#TellMeRock,10 Maggio 1984: gli Usa del Boss Springsteen e il fascino di Dancing In The Dark

EDITORIALE – Nessun artista ha raccontato il sogno americano come Bruce Springsteen, mostrandone tutte le illusioni e ambiguità.

Il Boss è noto per canzoni impegnate, ma anche per brani profondi e disillusi. I suoi testi e la sua grande presenza scenica hanno reso anche più potenti le sue canzoni.
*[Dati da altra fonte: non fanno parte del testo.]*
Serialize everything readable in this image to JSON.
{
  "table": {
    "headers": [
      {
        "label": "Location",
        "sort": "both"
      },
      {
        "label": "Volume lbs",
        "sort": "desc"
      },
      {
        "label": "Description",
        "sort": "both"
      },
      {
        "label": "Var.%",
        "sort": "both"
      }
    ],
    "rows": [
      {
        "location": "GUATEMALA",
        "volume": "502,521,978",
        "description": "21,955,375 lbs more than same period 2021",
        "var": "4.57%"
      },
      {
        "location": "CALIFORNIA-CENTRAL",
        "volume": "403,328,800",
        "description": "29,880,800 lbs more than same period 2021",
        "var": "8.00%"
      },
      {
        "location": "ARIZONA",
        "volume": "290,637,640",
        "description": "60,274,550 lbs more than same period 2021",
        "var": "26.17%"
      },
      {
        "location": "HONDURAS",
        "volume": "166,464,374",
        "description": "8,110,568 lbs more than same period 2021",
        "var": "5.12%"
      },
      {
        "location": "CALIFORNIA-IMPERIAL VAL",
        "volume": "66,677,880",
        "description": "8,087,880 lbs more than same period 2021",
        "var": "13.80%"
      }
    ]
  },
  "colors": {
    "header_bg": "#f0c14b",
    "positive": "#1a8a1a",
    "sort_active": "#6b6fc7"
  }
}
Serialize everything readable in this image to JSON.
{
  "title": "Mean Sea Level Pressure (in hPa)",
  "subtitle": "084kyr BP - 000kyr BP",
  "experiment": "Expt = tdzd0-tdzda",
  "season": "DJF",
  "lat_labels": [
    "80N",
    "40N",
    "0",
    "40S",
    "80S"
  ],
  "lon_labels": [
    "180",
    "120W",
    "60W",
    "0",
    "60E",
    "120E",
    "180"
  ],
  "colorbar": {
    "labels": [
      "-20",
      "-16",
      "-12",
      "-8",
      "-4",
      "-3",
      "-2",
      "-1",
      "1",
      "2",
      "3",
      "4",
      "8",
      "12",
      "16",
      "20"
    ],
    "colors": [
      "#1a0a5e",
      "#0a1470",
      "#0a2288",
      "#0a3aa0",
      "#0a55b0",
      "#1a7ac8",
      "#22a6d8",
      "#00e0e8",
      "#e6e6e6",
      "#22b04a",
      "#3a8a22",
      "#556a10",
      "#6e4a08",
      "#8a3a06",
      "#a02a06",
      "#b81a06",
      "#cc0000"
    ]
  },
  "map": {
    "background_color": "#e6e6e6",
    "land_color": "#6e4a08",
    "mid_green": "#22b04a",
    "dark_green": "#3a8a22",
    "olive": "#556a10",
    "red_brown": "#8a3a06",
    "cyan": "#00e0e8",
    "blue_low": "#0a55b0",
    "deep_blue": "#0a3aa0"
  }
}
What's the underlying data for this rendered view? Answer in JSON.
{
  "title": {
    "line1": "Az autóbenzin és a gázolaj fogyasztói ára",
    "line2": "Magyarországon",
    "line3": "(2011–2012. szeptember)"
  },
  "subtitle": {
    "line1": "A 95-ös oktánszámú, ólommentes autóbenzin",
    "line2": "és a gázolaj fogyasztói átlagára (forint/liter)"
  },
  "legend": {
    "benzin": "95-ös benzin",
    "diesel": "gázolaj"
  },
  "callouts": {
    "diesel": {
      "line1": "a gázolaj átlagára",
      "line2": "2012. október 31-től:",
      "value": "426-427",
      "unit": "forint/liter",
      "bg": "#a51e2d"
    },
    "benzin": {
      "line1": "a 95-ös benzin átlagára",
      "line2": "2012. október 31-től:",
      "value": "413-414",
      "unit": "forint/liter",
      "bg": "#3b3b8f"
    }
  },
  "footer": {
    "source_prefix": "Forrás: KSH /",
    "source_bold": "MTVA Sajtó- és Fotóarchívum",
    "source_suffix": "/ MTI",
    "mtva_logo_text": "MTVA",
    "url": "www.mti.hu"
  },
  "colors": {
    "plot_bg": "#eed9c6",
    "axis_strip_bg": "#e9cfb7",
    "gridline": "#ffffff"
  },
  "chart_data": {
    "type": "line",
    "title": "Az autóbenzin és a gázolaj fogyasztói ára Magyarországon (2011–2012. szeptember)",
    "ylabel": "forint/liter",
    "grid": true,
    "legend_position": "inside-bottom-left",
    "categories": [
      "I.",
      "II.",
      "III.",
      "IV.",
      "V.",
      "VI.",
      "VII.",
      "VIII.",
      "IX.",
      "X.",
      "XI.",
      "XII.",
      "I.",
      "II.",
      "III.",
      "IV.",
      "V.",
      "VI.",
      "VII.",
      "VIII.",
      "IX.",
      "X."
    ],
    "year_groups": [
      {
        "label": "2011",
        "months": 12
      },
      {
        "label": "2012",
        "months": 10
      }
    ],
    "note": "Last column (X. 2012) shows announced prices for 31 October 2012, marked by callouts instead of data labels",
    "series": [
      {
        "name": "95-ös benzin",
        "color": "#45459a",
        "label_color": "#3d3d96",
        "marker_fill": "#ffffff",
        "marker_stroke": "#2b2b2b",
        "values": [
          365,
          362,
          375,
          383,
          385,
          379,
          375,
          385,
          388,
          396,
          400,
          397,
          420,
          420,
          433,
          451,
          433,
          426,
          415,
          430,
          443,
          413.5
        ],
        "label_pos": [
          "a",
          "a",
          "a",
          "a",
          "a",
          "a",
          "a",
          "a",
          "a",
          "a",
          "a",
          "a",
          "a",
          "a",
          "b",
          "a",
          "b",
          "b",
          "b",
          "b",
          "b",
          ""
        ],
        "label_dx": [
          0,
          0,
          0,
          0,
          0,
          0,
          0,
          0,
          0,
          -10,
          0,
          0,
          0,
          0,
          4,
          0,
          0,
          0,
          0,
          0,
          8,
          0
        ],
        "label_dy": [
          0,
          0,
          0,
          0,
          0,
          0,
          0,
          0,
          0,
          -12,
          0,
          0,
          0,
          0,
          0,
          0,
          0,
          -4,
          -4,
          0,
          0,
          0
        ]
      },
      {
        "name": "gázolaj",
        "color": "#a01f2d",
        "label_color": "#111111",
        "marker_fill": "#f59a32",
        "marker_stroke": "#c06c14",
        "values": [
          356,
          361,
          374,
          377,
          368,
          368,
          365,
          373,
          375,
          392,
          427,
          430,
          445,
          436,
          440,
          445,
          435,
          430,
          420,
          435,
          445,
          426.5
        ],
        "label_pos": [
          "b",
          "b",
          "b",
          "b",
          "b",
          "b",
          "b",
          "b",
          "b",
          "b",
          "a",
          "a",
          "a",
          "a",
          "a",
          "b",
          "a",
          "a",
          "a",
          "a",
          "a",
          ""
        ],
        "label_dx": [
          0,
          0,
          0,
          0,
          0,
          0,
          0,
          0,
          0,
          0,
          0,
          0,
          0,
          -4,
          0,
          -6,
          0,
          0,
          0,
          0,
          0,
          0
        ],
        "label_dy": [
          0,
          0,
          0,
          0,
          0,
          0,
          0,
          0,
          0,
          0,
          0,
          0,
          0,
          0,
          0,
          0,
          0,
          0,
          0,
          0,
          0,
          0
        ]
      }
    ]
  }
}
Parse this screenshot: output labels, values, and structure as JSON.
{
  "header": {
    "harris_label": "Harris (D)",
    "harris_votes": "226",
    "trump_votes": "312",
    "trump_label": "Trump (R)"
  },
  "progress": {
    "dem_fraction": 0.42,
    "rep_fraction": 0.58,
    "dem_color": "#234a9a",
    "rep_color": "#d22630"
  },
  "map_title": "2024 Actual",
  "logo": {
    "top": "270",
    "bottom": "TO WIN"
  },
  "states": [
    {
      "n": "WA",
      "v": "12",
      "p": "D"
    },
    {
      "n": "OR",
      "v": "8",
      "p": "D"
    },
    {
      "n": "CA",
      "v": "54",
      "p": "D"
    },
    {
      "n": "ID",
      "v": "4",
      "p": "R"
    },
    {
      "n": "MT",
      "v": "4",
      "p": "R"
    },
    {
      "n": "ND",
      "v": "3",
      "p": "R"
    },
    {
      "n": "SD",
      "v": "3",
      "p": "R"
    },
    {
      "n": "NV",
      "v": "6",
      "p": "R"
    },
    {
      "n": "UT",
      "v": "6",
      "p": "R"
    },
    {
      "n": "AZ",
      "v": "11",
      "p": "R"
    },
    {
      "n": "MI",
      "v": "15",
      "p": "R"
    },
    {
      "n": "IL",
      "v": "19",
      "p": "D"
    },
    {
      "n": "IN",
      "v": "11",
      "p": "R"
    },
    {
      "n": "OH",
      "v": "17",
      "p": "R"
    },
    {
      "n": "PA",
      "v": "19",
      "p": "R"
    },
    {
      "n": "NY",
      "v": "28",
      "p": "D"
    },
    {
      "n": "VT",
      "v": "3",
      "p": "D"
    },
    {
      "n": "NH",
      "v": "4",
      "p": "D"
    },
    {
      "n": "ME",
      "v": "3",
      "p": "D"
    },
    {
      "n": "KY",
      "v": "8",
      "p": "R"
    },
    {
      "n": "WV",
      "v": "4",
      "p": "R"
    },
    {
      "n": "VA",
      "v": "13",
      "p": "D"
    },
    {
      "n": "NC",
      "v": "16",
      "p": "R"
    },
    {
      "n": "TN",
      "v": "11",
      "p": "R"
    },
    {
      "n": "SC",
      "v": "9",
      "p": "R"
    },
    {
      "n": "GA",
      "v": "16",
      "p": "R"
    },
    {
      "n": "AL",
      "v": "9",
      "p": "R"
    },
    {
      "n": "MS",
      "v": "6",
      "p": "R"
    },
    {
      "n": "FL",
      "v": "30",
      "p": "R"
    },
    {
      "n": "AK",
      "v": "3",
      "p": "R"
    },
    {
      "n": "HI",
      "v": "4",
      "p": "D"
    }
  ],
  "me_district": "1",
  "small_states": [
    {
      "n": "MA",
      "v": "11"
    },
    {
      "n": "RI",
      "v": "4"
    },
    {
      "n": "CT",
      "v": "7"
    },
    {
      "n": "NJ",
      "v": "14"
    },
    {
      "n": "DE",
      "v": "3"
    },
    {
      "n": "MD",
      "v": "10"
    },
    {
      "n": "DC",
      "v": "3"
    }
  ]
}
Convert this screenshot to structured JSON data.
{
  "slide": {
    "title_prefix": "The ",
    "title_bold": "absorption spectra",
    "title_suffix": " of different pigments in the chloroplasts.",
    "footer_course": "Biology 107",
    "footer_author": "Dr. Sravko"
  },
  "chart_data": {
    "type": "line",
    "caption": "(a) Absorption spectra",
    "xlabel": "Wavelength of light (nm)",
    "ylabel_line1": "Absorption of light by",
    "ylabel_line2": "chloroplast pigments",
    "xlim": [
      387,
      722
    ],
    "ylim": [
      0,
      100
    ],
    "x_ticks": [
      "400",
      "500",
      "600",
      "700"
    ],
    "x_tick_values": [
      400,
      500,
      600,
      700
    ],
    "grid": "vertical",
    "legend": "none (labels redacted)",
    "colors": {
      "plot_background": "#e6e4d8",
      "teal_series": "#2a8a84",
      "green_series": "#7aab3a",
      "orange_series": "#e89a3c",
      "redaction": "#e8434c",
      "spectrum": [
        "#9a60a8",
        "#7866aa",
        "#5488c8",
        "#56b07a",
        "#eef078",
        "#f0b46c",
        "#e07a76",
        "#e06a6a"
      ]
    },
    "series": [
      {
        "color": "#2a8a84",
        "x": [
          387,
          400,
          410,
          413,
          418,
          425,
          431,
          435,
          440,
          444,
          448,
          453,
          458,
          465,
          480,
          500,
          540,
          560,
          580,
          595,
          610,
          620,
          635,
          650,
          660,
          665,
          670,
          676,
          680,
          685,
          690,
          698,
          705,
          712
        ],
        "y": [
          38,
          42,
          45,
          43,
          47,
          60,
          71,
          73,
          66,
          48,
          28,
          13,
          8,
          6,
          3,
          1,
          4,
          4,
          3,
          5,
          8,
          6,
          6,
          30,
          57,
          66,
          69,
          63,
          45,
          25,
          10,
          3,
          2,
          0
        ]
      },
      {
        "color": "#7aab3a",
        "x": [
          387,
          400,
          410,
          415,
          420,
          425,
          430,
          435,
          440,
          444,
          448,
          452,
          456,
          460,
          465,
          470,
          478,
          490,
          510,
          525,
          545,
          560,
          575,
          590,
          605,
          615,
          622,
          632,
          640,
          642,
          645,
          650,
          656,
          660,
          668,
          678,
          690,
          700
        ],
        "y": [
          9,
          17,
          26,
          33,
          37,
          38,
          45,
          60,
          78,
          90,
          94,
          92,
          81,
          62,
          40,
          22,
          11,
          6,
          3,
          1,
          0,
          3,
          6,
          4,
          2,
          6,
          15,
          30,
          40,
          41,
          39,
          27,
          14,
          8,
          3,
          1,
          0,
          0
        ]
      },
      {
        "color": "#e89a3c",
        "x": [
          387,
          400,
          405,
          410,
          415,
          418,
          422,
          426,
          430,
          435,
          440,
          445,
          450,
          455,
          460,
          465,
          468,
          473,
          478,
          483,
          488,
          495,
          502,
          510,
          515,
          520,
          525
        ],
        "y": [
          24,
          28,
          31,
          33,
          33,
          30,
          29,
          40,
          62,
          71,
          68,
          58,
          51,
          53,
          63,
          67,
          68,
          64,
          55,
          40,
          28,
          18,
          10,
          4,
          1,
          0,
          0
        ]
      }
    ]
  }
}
Uno degli album che lo ha consacrato come mostro sacro del rock è Born in the USA, settimo disco del cantante, nel quale a fare da canzone d’apertura c’è la stupenda Dancing in the dark, registrata il 10 maggio del 1984.

«Ci sono album che vivono di vita propria e tu non puoi farci niente» ha detto Bruce a proposito di Born in the Usa che vendette 30 milioni di copie nel mondo e lo trasformò nella più grande rockstar degli anni ’80, «Ecco perché decisi di arrendermi al disco che mi cambiò la vita, allargò a dismisura il mio pubblico e mi costrinse a riflettere meglio su come presentare il mio lavoro». 

Dancing in the Dark è il primo singolo di Springsteen da Open All Night, un pezzo da Nebraska pubblicato il 22 novembre 1982. Un brano minimale, l’unico in cui suona la chitarra elettrica, registrato come gran parte di Nebraska da Springsteen da solo con un registratore a 4 piste nella sua casa di Colts Neck, in New Jersey durante un periodo di isolamento e introspezione.

Il contrasto con Dancing in the Dark non potrebbe essere più forte: due anni dopo la desolazione di Nebraska, Bruce irrompe nella musica del 1984 con un ritmo incalzante che aggiorna il rock’n’roll al suono del decennio, un tempo di 149 bpm al minuto e un intro di organo dirompente suonato da Danny Federici. Diventa la più grande hit della sua carriera, numero due in America il 30 giugno del 1984, primo di una serie da record di sette singoli estratti da Born in the Usa che finiscono tutti nella Top 10, canzone dell’anno secondo la rivista Rolling Stone (che la inserisce anche nell’elenco delle 500 Canzoni che hanno creato il Rock and Roll) e fa vincere a Bruce il suo primo Grammy Award nel 1985.

Il successo si deve anche al videoclip girato da Brian De Palma durante un concerto della E Street Band al Saint Paul Civic Center di Saint Paul, Minnesota il 28 e 29 giugno 1984 in cui sulla coda strumentale, Bruce allunga una mano verso il pubblico e fa salire sul palco a ballare con lui una ragazza, interpretata dall’attrice Courtney Cox, che diventerà famosa con la serie Friends (Bruce ha raccontato che nonostante De Palma gli avesse detto di scegliere Courtney, lui non aveva idea che fosse un’attrice arrivata apposta da New York). Una scena perfettamente costruita che lo fa entrare nell’immaginario rock degli anni ‘80 e porta Springsteen sugli schermi di MTV (vince anche un MTV Award come Best Stage Performance).

Ma l’origine di questo incredibile successo è un processo complesso, in cui Bruce dimostra tutta la sua riluttanza a diventare un autore di successo nel nome dell’autenticità. «Più che ricco o famoso o di successo, io volevo soprattutto diventare grande» come ha detto lui stesso.

Dancing in the Dark” diventa la numero 1 nelle classifiche di molti paesi. La canzone fu interamente scritta da Springsteen nella sua stanza d’albergo durante una sola nottata, su indicazione (però) del manager Jon Landau, che chiese al Boss di scrivere un ulteriore singolo per il lancio dell’album. No, Springsteen non ne fu felice, ma – benché arrabbiato – scrisse quel singolo capace di raccontare quel suo stato emotivo: lo stato emotivo di un uomo isolato e al tempo stesso frustrato dal momento che era alla ricerca di un nuovo singolo, ma che fosse un nuovo singolo di successo.

Springsteen spiegò a Rolling Stones la storia è le motivazioni dell’album Born In The Usa, con queste parole: ‘Penso che ciò che sta succedendo ora è che la gente ha voglia di dimenticare. C’è stato il Vietnam, c’è stato il Watergate, c’è stato l’Iran, siamo stati sconfitti, ci hanno fatto pressione e per finire siamo stati umiliati. Penso che la gente abbia bisogno di provare sentimenti positivi nei confronti del proprio Paese“. Questo sentimento non ha comunque impedito al Boss di conservare una profondità ed un’originalità in diverse canzoni, sorprendendo il pubblico per sound e stile.